There's absolutely no reason it couldn't be both, but that doesn't mean it doesn't unjustly screw over people of color.
The sassy black person is a common archetype for a reason.
What's that reason? Any sort of citation would be nice.
I myself would never allow someone with that attitude to represent my company or business, and it's not unjust or even close to immoral to choose not to. As I mentioned earlier, there would be no leniency for a white guy who came in and presented a bad attitude with low work ethic/respect for authority. There shouldn't be for black people either. And if it's more prevalent in blacks, I'm gonna side with the whites and vice versa.
Uh, the fun thing about that article I posted earlier is they weren't even being called in for the interview.
From the article:
Now a "field experiment" by NBER Faculty Research Fellows Marianne Bertrand and Sendhil Mullainathan measures this discrimination in a novel way. In response to help-wanted ads in Chicago and Boston newspapers, they sent resumes with either African-American- or white-sounding names and then measured the number of callbacks each resume received for interviews. Thus, they experimentally manipulated perception of race via the name on the resume. Half of the applicants were assigned African-American names that are "remarkably common" in the black population, the other half white sounding names, such as Emily Walsh or Greg Baker.

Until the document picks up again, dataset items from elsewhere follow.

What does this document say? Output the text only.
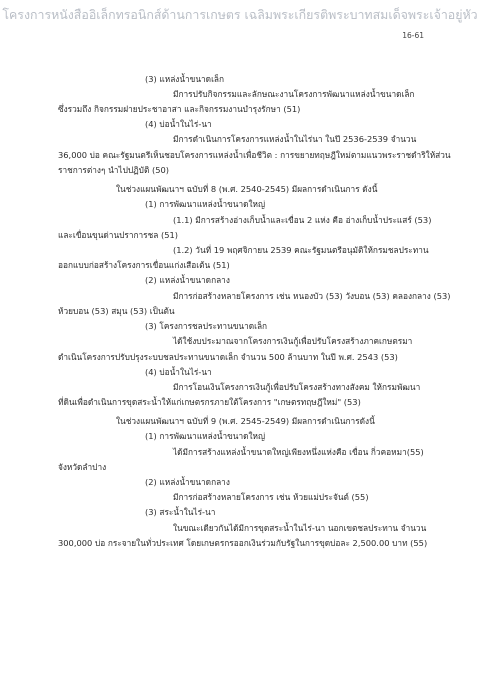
โครงการหนังสืออิเล็กทรอนิกส์ด้านการเกษตร เฉลิมพระเกียรติพระบาทสมเด็จพระเจ้าอยู่หัว
16-61
(3) แหล่งน้ำขนาดเล็ก
มีการปรับกิจกรรมและลักษณะงานโครงการพัฒนาแหล่งน้ำขนาดเล็ก
ซึ่งรวมถึง กิจกรรมฝายประชาอาสา และกิจกรรมงานบำรุงรักษา (51)
(4) บ่อน้ำในไร่-นา
มีการดำเนินการโครงการแหล่งน้ำในไร่นา ในปี 2536-2539 จำนวน
36,000 บ่อ คณะรัฐมนตรีเห็นชอบโครงการแหล่งน้ำเพื่อชีวิต : การขยายทฤษฎีใหม่ตามแนวพระราชดำริให้ส่วน
ราชการต่างๆ นำไปปฏิบัติ (50)
ในช่วงแผนพัฒนาฯ ฉบับที่ 8 (พ.ศ. 2540-2545) มีผลการดำเนินการ ดังนี้
(1) การพัฒนาแหล่งน้ำขนาดใหญ่
(1.1) มีการสร้างอ่างเก็บน้ำและเขื่อน 2 แห่ง คือ อ่างเก็บน้ำประแสร์ (53)
และเขื่อนขุนด่านปราการชล (51)
(1.2) วันที่ 19 พฤศจิกายน 2539 คณะรัฐมนตรีอนุมัติให้กรมชลประทาน
ออกแบบก่อสร้างโครงการเขื่อนแก่งเสือเต้น (51)
(2) แหล่งน้ำขนาดกลาง
มีการก่อสร้างหลายโครงการ เช่น หนองบัว (53) วังบอน (53) คลองกลาง (53)
ห้วยบอน (53) สมุน (53) เป็นต้น
(3) โครงการชลประทานขนาดเล็ก
ได้ใช้งบประมาณจากโครงการเงินกู้เพื่อปรับโครงสร้างภาคเกษตรมา
ดำเนินโครงการปรับปรุงระบบชลประทานขนาดเล็ก จำนวน 500 ล้านบาท ในปี พ.ศ. 2543 (53)
(4) บ่อน้ำในไร่-นา
มีการโอนเงินโครงการเงินกู้เพื่อปรับโครงสร้างทางสังคม ให้กรมพัฒนา
ที่ดินเพื่อดำเนินการขุดสระน้ำให้แก่เกษตรกรภายใต้โครงการ "เกษตรทฤษฎีใหม่" (53)
ในช่วงแผนพัฒนาฯ ฉบับที่ 9 (พ.ศ. 2545-2549) มีผลการดำเนินการดังนี้
(1) การพัฒนาแหล่งน้ำขนาดใหญ่
ได้มีการสร้างแหล่งน้ำขนาดใหญ่เพียงหนึ่งแห่งคือ เขื่อน กิ่วคอหมา(55)
จังหวัดลำปาง
(2) แหล่งน้ำขนาดกลาง
มีการก่อสร้างหลายโครงการ เช่น ห้วยแม่ประจันต์ (55)
(3) สระน้ำในไร่-นา
ในขณะเดียวกันได้มีการขุดสระน้ำในไร่-นา นอกเขตชลประทาน จำนวน
300,000 บ่อ กระจายในทั่วประเทศ โดยเกษตรกรออกเงินร่วมกับรัฐในการขุดบ่อละ 2,500.00 บาท (55)
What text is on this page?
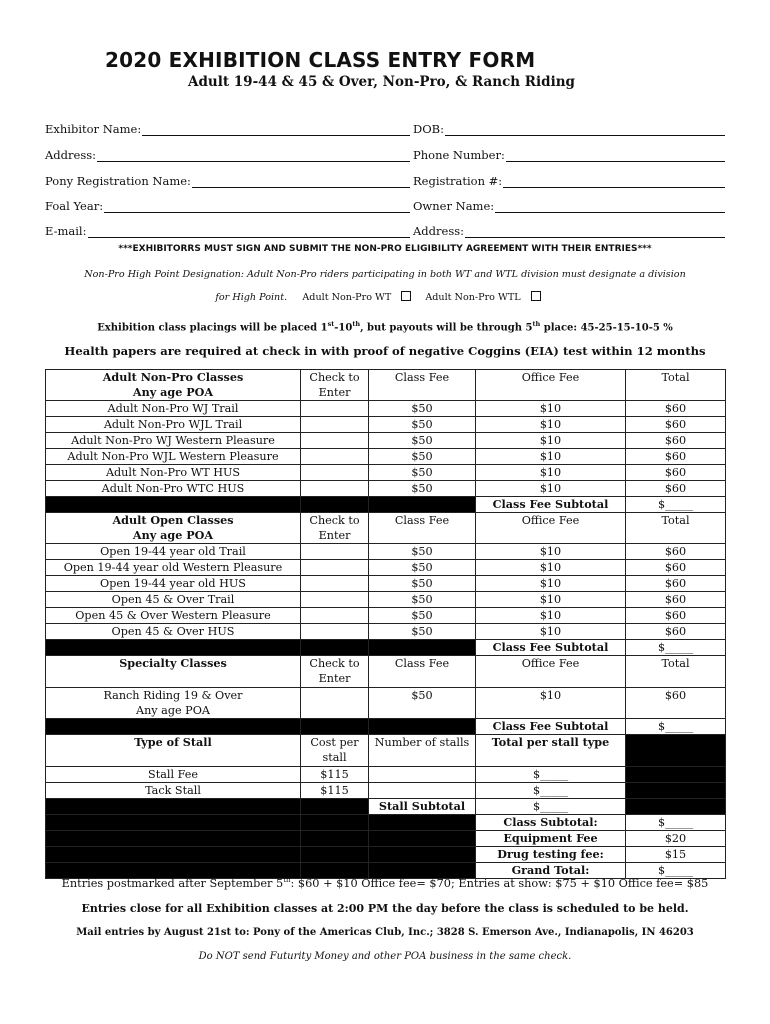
2020 EXHIBITION CLASS ENTRY FORM
Adult 19-44 & 45 & Over, Non-Pro, & Ranch Riding
Exhibitor Name:	DOB:
Address:	Phone Number:
Pony Registration Name:	Registration #:
Foal Year:	Owner Name:
E-mail:	Address:
***EXHIBITORRS MUST SIGN AND SUBMIT THE NON-PRO ELIGIBILITY AGREEMENT WITH THEIR ENTRIES***
Non-Pro High Point Designation: Adult Non-Pro riders participating in both WT and WTL division must designate a division
for High Point. Adult Non-Pro WT	Adult Non-Pro WTL
Exhibition class placings will be placed 1st-10th, but payouts will be through 5th place: 45-25-15-10-5 %
Health papers are required at check in with proof of negative Coggins (EIA) test within 12 months
Adult Non-Pro Classes
Any age POA	Check to Enter	Class Fee	Office Fee	Total
Adult Non-Pro WJ Trail		$50	$10	$60
Adult Non-Pro WJL Trail		$50	$10	$60
Adult Non-Pro WJ Western Pleasure		$50	$10	$60
Adult Non-Pro WJL Western Pleasure		$50	$10	$60
Adult Non-Pro WT HUS		$50	$10	$60
Adult Non-Pro WTC HUS		$50	$10	$60
			Class Fee Subtotal	$_____
Adult Open Classes
Any age POA	Check to Enter	Class Fee	Office Fee	Total
Open 19-44 year old Trail		$50	$10	$60
Open 19-44 year old Western Pleasure		$50	$10	$60
Open 19-44 year old HUS		$50	$10	$60
Open 45 & Over Trail		$50	$10	$60
Open 45 & Over Western Pleasure		$50	$10	$60
Open 45 & Over HUS		$50	$10	$60
			Class Fee Subtotal	$_____
Specialty Classes	Check to Enter	Class Fee	Office Fee	Total
Ranch Riding 19 & Over
Any age POA		$50	$10	$60
			Class Fee Subtotal	$_____
Type of Stall	Cost per stall	Number of stalls	Total per stall type	
Stall Fee	$115		$_____	
Tack Stall	$115		$_____	
		Stall Subtotal	$_____	
			Class Subtotal:	$_____
			Equipment Fee	$20
			Drug testing fee:	$15
			Grand Total:	$_____
Entries postmarked after September 5th: $60 + $10 Office fee= $70; Entries at show: $75 + $10 Office fee= $85
Entries close for all Exhibition classes at 2:00 PM the day before the class is scheduled to be held.
Mail entries by August 21st to: Pony of the Americas Club, Inc.; 3828 S. Emerson Ave., Indianapolis, IN 46203
Do NOT send Futurity Money and other POA business in the same check.
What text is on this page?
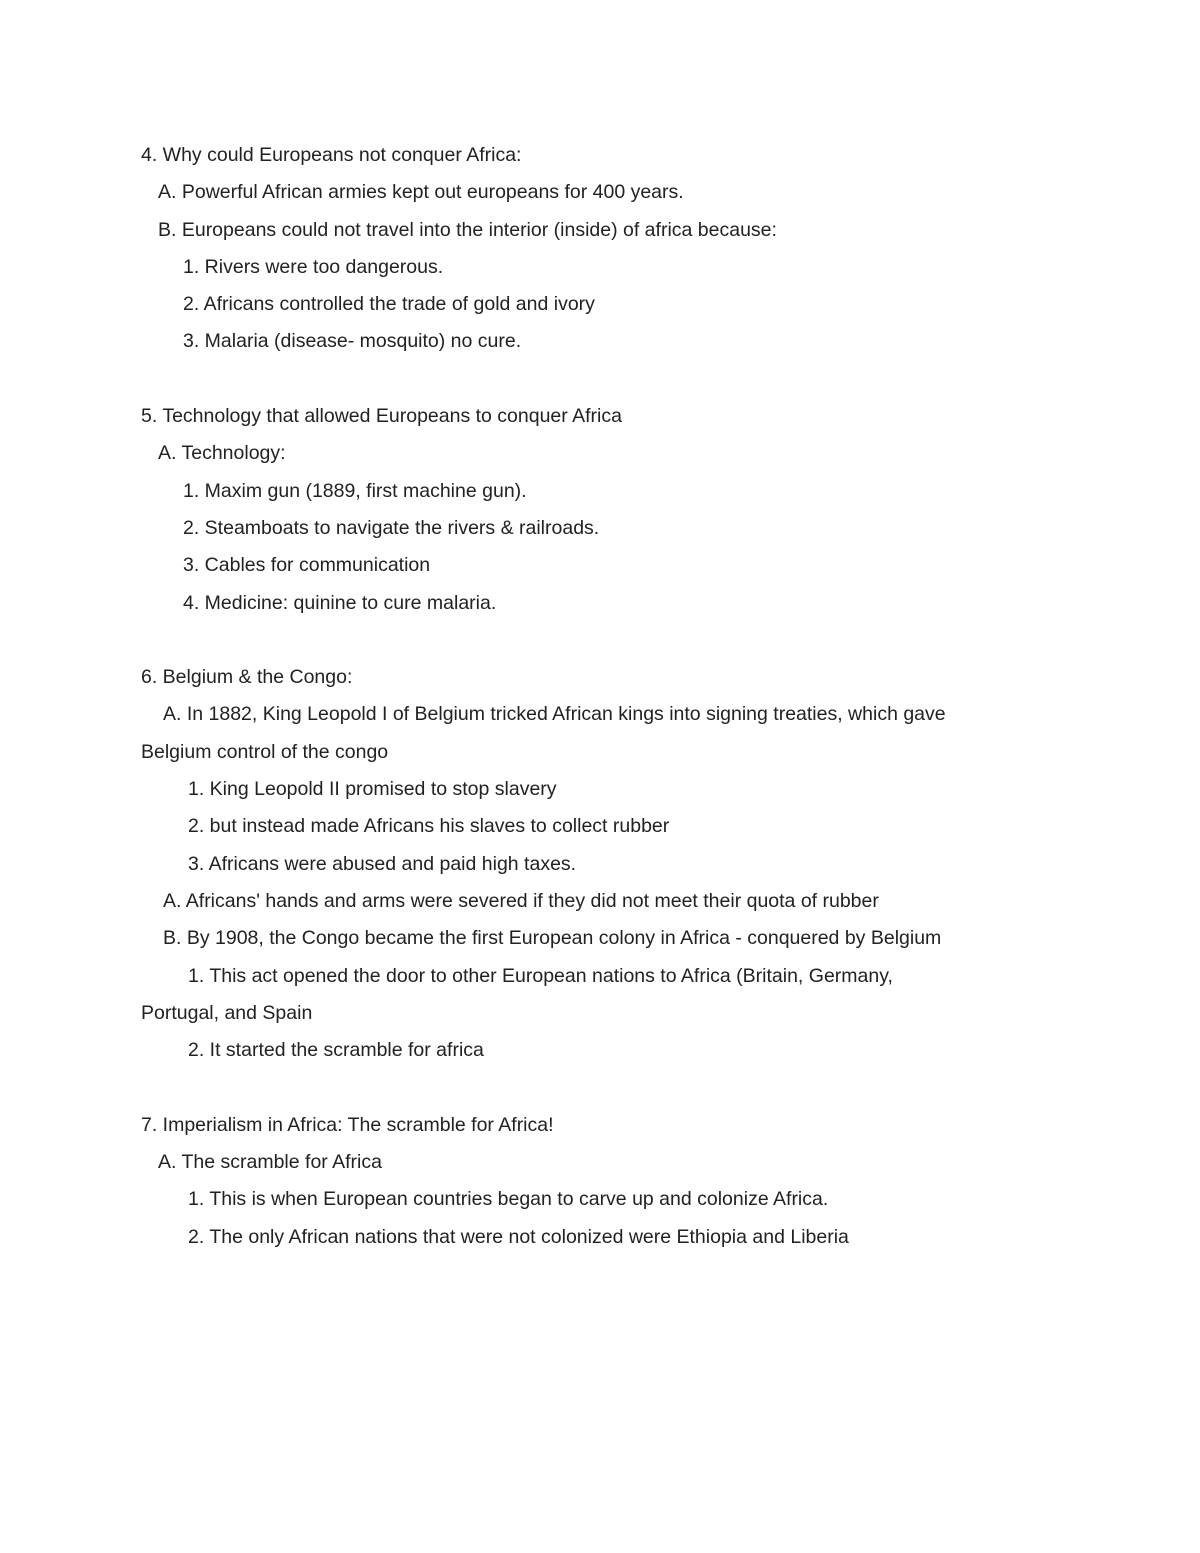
4. Why could Europeans not conquer Africa:
A. Powerful African armies kept out europeans for 400 years.
B. Europeans could not travel into the interior (inside) of africa because:
1. Rivers were too dangerous.
2. Africans controlled the trade of gold and ivory
3. Malaria (disease- mosquito) no cure.
5. Technology that allowed Europeans to conquer Africa
A. Technology:
1. Maxim gun (1889, first machine gun).
2. Steamboats to navigate the rivers & railroads.
3. Cables for communication
4. Medicine: quinine to cure malaria.
6. Belgium & the Congo:
A. In 1882, King Leopold I of Belgium tricked African kings into signing treaties, which gave
Belgium control of the congo
1. King Leopold II promised to stop slavery
2. but instead made Africans his slaves to collect rubber
3. Africans were abused and paid high taxes.
A. Africans' hands and arms were severed if they did not meet their quota of rubber
B. By 1908, the Congo became the first European colony in Africa - conquered by Belgium
1. This act opened the door to other European nations to Africa (Britain, Germany,
Portugal, and Spain
2. It started the scramble for africa
7. Imperialism in Africa: The scramble for Africa!
A. The scramble for Africa
1. This is when European countries began to carve up and colonize Africa.
2. The only African nations that were not colonized were Ethiopia and Liberia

To see how the credentials of job applicants affect discrimination, the authors varied the quality of the resumes they used in response to a given ad. Higher quality applicants were given a little more labor market experience on average and fewer holes in their employment history. They were also portrayed as more likely to have an email address, to have completed some certification degree, to possess foreign language skills, or to have been awarded some honors.
In total, the authors responded to more than 1,300 employment ads in the sales, administrative support, clerical, and customer services job categories, sending out nearly 5,000 resumes. The ads covered a large spectrum of job quality, from cashier work at retail establishments and clerical work in a mailroom to office and sales management positions.
The results indicate large racial differences in callback rates to a phone line with a voice mailbox attached and a message recorded by someone of the appropriate race and gender. Job applicants with white names needed to send about 10 resumes to get one callback; those with African-American names needed to send around 15 resumes to get one callback. This would suggest either employer prejudice or employer perception that race signals lower productivity.
They're rejecting them before they even got the interview. This means that they're rejecting them without any sort of evidence that they possess said attitude you seem to be so interested in. If you interview them and find out that they aren't a good fit then that's one thing. If you aren't doing the first and assuming the latter with no other evidence besides "they sound like they might be black and are therefore worse", we have a problem.
I have a suspicion that for the most part racial inequality has been eliminated. From systems, laws, and society's rules, that is. You can't eliminate it from individuals... but those dinosaurs who still feel that way will die out quickly over the next generation or two.
The problem there is that you have racially biased individuals enforcing laws.
And it's really not just a few old people doing it all or something like that. It's not really a binary, it's a spectrum that all of us fall somewhere on. (I'm admittedly guilty of this as well.) The best way to deal with it isn't to simply try to mind your business and wait it out. It requires awareness on our parts regarding our actions towards people of various groups.